JEAN-PAUL BLED : LES GRANDS MINISTRES DES HABSBOURG, DU XVIIe SIÈCLE À LA CHUTE DE L’EMPIRE
Éditions Perrin, février 2023, 382 pages, 24 euros

par Louis de Fouchécour

L’œuvre de Jean-Paul Bled est une référence pour l’histoire du monde germanique et plus particulièrement pour celle de l’Autriche-Hongrie et de l’espace danubien. Au service de sa démarche universitaire et scientifique, notre auteur cultive – peut-être au rebours de la mode – la tradition classique de l’histoire des « grands hommes » et ses dons évidents de conteur s’expriment avec aisance dans l’art de la biographie. Pour la seule histoire autrichienne, ses ouvrages sur les souverains permettent de suivre presque sans discontinuité le fil des années 1700 à 1918, avec les volumes déjà consacrés à Marie-Thérèse d’Autriche, à Sophie de Habsbourg et à son fils François-Joseph, à Rodolphe et au drame de Mayerling, ou encore à François-Ferdinand, la victime de l’attentat de Sarajevo.

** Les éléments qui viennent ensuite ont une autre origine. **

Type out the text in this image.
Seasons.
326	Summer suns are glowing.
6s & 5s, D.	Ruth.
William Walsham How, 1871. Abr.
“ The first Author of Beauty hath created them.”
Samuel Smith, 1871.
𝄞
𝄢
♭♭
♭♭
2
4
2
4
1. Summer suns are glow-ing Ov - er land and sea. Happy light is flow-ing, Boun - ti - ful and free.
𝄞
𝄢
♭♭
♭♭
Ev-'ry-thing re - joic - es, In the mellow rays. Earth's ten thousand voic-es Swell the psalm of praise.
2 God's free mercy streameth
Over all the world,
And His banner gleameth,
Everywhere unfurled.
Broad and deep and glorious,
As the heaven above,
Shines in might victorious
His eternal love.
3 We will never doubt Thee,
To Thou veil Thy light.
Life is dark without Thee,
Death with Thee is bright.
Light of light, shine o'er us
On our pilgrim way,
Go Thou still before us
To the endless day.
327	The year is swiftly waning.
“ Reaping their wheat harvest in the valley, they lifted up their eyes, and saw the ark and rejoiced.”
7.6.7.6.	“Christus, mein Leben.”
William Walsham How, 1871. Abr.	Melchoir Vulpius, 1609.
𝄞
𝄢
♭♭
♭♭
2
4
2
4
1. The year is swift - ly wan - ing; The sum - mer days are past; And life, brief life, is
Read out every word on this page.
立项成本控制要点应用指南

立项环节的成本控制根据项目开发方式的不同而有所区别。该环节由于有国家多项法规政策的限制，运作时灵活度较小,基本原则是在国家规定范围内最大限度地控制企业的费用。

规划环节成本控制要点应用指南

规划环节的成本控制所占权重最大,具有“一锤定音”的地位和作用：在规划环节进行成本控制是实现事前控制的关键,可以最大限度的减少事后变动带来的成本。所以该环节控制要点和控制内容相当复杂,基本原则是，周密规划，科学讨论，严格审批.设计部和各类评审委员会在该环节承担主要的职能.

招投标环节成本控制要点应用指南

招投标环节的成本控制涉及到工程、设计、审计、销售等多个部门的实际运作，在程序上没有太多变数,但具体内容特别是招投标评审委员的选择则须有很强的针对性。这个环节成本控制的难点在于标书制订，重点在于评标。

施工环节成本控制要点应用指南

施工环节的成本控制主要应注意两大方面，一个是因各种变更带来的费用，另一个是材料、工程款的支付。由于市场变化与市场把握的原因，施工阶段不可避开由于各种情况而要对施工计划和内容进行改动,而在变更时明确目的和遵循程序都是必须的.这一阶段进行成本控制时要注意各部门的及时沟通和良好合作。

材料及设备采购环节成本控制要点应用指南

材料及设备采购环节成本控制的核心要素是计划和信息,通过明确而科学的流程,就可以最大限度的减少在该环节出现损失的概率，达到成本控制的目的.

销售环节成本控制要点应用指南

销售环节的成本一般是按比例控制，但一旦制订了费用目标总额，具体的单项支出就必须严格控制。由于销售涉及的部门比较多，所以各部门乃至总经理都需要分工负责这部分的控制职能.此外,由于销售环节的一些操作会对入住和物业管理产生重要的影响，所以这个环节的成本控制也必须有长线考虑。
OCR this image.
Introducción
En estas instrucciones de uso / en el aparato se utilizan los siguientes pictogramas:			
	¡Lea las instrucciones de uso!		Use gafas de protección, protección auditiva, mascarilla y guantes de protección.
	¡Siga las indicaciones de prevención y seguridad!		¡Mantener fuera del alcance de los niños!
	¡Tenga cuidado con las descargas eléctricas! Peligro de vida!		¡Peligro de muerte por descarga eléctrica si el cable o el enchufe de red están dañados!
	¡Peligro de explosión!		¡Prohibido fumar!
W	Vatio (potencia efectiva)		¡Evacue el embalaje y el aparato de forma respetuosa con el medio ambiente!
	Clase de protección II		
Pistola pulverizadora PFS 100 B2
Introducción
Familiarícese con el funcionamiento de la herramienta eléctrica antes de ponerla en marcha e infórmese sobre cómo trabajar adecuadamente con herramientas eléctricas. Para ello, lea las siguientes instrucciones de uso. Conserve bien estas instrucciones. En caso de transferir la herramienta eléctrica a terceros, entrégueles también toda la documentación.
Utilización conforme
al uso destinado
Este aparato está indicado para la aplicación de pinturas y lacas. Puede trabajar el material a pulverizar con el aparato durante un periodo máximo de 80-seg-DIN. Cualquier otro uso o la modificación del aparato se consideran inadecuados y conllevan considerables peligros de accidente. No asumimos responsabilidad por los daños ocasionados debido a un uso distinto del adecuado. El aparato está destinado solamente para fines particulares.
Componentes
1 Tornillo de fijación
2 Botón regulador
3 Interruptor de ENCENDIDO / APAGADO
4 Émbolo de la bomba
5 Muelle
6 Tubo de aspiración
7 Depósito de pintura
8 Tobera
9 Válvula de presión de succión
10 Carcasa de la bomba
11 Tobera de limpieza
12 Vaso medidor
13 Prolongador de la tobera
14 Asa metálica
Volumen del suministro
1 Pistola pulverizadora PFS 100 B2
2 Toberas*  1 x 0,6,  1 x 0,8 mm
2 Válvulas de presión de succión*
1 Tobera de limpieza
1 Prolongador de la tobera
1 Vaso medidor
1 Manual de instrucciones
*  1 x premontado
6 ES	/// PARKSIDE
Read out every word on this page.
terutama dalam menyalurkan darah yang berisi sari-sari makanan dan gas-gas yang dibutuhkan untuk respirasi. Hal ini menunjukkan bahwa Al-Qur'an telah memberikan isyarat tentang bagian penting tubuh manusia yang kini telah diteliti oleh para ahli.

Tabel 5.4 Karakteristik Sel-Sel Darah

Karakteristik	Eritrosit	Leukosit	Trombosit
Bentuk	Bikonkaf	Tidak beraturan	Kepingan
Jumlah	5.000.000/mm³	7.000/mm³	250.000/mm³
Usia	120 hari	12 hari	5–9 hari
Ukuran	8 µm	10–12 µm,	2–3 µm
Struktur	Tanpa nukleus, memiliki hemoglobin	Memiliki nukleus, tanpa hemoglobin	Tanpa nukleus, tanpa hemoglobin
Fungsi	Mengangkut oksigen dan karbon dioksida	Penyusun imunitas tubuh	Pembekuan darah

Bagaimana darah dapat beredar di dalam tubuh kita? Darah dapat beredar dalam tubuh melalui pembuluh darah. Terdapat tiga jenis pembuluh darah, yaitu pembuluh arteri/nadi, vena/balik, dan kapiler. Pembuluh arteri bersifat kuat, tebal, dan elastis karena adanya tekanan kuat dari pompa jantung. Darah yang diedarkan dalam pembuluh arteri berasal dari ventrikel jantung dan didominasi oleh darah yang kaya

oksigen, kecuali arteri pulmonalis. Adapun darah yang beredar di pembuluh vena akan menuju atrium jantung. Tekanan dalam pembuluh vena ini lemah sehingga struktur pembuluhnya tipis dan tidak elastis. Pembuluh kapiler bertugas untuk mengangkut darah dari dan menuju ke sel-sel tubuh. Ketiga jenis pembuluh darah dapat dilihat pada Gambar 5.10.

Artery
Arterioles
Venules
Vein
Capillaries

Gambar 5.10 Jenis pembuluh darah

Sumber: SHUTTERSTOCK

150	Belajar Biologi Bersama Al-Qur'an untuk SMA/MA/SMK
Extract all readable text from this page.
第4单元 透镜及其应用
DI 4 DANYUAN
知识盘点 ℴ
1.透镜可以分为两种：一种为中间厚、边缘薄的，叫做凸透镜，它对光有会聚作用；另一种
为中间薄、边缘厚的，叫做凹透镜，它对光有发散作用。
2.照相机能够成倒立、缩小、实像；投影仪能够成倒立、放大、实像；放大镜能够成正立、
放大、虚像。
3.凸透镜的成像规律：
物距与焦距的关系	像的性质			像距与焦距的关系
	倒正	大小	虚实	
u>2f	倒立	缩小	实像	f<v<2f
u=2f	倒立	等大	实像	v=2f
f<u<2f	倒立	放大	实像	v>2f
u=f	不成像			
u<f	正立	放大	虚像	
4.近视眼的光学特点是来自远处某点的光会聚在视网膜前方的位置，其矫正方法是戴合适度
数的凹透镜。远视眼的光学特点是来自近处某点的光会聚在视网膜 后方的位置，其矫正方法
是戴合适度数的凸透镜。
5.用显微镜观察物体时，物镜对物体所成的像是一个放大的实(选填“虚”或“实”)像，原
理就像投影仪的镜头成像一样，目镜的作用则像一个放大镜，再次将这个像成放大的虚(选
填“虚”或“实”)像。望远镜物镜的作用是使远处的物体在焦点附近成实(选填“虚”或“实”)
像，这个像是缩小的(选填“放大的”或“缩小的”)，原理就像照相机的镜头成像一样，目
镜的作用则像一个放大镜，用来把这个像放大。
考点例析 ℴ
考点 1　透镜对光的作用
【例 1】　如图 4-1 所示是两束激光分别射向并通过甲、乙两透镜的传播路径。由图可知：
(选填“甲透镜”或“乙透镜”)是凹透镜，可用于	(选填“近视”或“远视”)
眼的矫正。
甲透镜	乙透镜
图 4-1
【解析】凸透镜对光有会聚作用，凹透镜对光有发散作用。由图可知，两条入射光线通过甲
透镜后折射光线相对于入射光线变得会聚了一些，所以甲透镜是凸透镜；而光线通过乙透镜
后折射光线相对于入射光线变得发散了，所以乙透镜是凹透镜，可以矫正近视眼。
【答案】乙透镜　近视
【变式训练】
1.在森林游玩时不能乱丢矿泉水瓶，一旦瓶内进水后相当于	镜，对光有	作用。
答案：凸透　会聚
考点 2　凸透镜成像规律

En contrepoint de ces premiers rôles par le rang, voici avec ce nouveau volume, sorti en début d’année, un complément original consacré aux « grands ministres des Habsbourg », en d’autres termes aux acteurs de la grande politique autrichienne, souvent inspirateurs autant que serviteurs de leurs souverains. Sur la période qui va des débuts du XVIIIe siècle à l’épilogue de 1918, Jean-Paul Bled a retenu neuf personnages : le condottiere que fut le prince Eugène, les deux diplomates Kaunitz et Metternich, et cinq ministres du règne de François-Joseph, moins connus que les premiers mais qui jouèrent un rôle clé dans l’histoire de la Double Monarchie : successivement Felix zu Schwarzenberg, Alexandre von Bach, Friedrich Ferdinand von Beust, Eduard von Taaffe, Max Vladimir von Beck et le Hongrois Istvan Tisza. La somme de ces neuf biographies, précédées d’une introduction bienvenue sur les origines des Habsbourg, fait revivre avec bonheur le genre des « vies des hommes illustres ». Portraits et caractères, enchaînement mêlé des hommes et des événements, succès et échecs : au total, c’est une lecture captivante qui remet en mémoire une part essentielle de l’histoire européenne.

L’ancienne Autriche-Hongrie est certes un continent englouti aujourd’hui. En méditant sur cette vaste chronique, et « puisque tout recommence toujours », il y a néanmoins matière à réflexion pour notre temps présent. Derrière l’image compassée, conservatrice et en apparence de grande continuité du règne de François-Joseph, on perçoit mieux la somme d’efforts, de réformes et de transformations constantes qui ont été nécessaires pour maintenir dans la durée l’équilibre de la Double Monarchie, avec un échec final lié en définitive à une double impasse : celle de la dyarchie austro-hongroise sur un ensemble en réalité multinational, et celle d’une aspiration à une forme plus fédérale d’organisation des pouvoirs, solution peut-être acceptable pour les peuples slaves mais qui aurait ruiné le pacte dualiste originel.

Il est enfin possible de remarquer la grande familiarité des premiers personnages de la galerie avec les affaires françaises : le prince Eugène est né à Paris et a grandi à proximité de la Cour, et Kaunitz et Metternich ont l’un et l’autre été ambassadeur à Paris. Cette tradition s’est poursuivie dans une certaine mesure avec Schwarzenberg et von Beust, ce dernier également diplomate à Paris pour le compte de la Saxe, avant son entrée au service de l’Autriche en 1866. C’est une singularité que l’on ne retrouve pas chez leurs successeurs, un signe aussi de l’éloignement progressif des intérêts après Sadowa et Sedan.